China is among the countries Greece wants a closer relationship with. But Greece is also keen to build stronger ties with Japan, India and other Asian countries, Deputy Prime Minister Yannis Dragasakis told the Nikkei Asian Review.
“We do not want to have a one-sided unique relation,” Dragasakis said. “We understand our policies to try to find ways to have close relations with all Asia — Japan, China, India.”
Greece’s port of Piraeus is key to China’s Belt and Road Initiative, meant to link Asia and Europe by land and sea. In 2016, Cosco Shipping Holdings, China’s state-owned shipping giant, acquired a company that operates the port, the biggest in Greece. China has been on an investment spree in Greece ever since.
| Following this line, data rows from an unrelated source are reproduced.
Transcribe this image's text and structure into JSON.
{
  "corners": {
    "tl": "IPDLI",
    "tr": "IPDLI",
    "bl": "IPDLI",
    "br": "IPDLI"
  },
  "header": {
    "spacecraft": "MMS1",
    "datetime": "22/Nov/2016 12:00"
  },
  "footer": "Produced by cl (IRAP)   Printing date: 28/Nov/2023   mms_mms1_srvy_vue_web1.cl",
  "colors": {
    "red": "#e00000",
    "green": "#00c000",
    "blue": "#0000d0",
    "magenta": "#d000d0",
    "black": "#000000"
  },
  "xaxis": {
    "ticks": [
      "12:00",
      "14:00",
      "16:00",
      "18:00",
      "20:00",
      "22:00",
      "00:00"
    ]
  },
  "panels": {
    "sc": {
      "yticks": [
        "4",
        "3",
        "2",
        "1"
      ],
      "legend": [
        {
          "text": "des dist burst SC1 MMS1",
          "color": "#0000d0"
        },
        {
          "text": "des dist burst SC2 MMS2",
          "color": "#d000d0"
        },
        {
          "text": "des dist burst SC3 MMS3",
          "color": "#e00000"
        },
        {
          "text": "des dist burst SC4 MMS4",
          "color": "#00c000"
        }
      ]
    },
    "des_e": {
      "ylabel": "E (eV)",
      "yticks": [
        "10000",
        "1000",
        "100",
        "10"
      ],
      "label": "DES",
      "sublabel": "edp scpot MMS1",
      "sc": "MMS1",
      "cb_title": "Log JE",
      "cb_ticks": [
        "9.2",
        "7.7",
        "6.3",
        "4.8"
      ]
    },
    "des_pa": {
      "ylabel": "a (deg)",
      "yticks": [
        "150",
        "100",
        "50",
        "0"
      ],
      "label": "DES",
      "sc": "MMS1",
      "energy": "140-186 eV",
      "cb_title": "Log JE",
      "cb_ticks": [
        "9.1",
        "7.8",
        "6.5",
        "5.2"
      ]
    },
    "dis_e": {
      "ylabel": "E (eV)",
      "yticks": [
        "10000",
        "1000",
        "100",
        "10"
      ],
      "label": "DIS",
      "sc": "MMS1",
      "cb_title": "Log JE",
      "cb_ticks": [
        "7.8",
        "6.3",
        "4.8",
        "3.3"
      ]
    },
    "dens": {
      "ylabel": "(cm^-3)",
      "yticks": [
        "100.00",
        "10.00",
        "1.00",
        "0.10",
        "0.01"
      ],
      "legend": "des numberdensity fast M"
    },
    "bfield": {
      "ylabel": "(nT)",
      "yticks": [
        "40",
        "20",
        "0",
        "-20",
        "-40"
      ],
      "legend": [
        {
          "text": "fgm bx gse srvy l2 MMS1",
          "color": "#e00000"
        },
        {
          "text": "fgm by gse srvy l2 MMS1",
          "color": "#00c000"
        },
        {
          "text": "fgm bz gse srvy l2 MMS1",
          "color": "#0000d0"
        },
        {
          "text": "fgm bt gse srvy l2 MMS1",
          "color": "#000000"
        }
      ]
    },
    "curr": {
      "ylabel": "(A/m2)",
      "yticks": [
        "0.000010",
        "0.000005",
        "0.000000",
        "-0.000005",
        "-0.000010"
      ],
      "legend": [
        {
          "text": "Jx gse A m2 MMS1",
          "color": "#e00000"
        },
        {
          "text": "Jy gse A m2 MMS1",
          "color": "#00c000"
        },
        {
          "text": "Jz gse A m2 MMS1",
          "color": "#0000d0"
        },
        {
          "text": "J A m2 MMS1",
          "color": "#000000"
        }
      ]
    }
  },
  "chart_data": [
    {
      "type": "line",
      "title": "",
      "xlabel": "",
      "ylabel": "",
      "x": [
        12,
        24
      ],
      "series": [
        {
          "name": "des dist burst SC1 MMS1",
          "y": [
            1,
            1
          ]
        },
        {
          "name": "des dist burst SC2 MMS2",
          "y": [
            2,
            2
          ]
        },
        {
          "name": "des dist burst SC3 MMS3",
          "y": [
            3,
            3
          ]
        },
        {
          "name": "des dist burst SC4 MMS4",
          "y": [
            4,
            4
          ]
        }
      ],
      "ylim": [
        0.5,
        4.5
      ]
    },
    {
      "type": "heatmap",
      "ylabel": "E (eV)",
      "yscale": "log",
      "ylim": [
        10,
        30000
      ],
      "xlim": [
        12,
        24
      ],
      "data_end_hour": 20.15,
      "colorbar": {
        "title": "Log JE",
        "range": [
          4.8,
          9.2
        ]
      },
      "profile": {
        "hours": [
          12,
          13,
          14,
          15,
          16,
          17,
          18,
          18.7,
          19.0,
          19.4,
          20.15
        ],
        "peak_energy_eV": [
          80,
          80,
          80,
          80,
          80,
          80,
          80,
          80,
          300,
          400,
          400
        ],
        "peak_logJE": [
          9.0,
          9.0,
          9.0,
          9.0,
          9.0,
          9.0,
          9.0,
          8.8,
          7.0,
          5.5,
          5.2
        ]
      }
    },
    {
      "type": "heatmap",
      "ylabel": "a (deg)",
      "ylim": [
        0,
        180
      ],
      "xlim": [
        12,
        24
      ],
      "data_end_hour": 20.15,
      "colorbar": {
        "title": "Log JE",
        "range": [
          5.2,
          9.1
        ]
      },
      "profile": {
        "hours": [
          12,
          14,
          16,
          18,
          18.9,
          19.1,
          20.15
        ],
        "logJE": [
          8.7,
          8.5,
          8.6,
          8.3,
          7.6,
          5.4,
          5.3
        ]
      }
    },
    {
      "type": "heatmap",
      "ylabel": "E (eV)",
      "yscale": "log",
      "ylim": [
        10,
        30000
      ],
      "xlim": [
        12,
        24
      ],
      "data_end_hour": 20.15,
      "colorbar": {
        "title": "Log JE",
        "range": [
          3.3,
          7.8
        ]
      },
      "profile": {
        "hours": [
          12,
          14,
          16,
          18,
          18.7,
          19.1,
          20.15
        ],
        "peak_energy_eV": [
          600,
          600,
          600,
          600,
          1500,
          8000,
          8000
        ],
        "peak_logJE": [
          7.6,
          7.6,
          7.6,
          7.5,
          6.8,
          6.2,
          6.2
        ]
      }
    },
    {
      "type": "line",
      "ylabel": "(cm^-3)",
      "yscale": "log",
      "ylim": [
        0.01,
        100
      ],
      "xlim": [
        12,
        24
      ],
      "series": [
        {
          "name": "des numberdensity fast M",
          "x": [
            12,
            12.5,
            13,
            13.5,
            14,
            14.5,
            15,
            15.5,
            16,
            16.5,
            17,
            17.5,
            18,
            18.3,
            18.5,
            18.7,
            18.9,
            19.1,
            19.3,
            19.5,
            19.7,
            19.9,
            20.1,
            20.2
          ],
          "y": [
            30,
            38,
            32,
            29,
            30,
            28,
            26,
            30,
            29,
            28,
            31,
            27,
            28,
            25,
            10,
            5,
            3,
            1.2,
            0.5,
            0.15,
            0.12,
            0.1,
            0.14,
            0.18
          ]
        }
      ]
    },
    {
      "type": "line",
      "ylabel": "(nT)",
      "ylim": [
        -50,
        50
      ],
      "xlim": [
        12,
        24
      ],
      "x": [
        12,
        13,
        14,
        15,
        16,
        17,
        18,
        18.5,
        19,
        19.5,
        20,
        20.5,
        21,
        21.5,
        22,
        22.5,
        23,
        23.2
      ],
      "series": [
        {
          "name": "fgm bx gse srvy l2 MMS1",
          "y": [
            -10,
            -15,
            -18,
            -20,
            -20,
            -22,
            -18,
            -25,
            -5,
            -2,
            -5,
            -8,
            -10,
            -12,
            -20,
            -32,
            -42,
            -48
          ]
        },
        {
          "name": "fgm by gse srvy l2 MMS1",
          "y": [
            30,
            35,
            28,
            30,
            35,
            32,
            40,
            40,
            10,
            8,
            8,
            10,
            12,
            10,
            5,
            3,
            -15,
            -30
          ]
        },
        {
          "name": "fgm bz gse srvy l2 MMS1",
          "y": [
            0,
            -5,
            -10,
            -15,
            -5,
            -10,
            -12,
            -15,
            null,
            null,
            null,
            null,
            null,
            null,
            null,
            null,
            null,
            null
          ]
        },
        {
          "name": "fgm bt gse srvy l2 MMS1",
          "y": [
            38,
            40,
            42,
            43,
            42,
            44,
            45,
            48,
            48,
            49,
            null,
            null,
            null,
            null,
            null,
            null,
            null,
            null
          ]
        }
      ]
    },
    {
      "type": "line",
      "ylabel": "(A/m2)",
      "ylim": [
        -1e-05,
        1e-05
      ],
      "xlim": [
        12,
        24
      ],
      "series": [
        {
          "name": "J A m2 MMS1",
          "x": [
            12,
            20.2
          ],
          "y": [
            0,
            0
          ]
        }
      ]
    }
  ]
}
But Dragasakis’ remarks suggest that Greece, which was brought to its knees by a debt crisis triggered by the 2008 global financial crisis, does not want to become too dependent on China, which has been investing in infrastructure throughout Europe over the past few years. In part, Greece’s concerns of China’s growing influence in the region reflect those of the European Union.
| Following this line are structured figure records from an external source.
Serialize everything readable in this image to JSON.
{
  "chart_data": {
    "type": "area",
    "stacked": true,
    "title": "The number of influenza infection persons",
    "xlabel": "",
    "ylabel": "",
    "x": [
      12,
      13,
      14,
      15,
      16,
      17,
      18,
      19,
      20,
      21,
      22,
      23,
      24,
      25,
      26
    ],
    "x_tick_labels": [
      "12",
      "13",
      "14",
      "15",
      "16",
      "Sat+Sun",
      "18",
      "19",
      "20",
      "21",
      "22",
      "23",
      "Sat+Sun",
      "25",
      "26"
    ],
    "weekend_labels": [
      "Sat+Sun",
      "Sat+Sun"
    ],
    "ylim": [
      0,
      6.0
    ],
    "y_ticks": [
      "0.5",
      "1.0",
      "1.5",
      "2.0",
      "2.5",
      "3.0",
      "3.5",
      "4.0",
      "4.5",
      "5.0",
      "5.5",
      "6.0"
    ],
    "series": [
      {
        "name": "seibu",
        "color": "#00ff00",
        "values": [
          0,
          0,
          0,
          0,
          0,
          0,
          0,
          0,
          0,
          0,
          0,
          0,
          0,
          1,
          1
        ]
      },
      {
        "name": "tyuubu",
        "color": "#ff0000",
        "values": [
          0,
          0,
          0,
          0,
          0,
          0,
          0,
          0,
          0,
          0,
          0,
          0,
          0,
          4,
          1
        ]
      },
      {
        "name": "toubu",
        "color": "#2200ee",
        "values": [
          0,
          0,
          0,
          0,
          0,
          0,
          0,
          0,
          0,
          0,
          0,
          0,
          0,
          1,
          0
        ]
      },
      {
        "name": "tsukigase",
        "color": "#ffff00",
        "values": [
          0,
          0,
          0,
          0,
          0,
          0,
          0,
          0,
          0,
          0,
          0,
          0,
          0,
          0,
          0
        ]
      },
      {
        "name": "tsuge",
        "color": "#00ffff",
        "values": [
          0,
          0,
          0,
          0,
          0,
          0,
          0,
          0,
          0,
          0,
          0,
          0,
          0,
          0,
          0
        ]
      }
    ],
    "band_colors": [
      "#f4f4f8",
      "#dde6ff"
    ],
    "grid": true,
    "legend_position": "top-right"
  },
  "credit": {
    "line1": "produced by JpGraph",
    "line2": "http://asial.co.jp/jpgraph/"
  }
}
The financial crisis exposed structural problems in the Greek economy that led to a severe credit crunch in the country. The EU and International Monetary Fund subsequently came through with a bailout. Greece hopes to exit the bailout program after it secures the last tranche in August, having gone through a decade of austerity and belt-tightening that has inflicted much hardship on its people.
Dragasakis said that Greece plans to build a cash buffer of up to 20 billion euros in anticipation of further financial turbulence and ahead of the bailout expiry. He said Greece will secure 9 billion euros through loans from the eurozone and the rest through the issuancce of government bonds, the details of which will be announced this month.
China has swooped down in recent years to buy Greek assets. For example, state-owned State Grid Corp. acquired a 24% stake in Greece’s state-run power grid operator ADMIE in 2017, and Chinese conglomerate Fosun International is participating in a consortium of investors from Greece and Abu Dhabi in backing a redevelopment project outside Athens.
Dragasakis said the Piraeus port has seen an increase in the volume of cargo handled but that it is too early for an evaluation of the impact of Cosco’s investment. According to the deputy prime minister, the government doesn’t see the port and country itself only as a transport hub but wants to establish production and processing bases that will create added value.
He said Chinese investors, including private companies, were still interested in Greek assets. “Many Chinese companies are [still] looking around,” he said.
China has called on countries in Eastern Europe and the U.K. to sign a memorandum of understanding to support its BRI. On this, Dragasakis said, “At this point we haven’t signed such an MoU with China.”
Signs of China and India tussling for power are also emerging in Greece. Dragasakis pointed to India’s GMR Infrastructure, which is helping to develop and operate an airport on the southern Greek island of Crete. The move is seen countering China’s expansionary ways.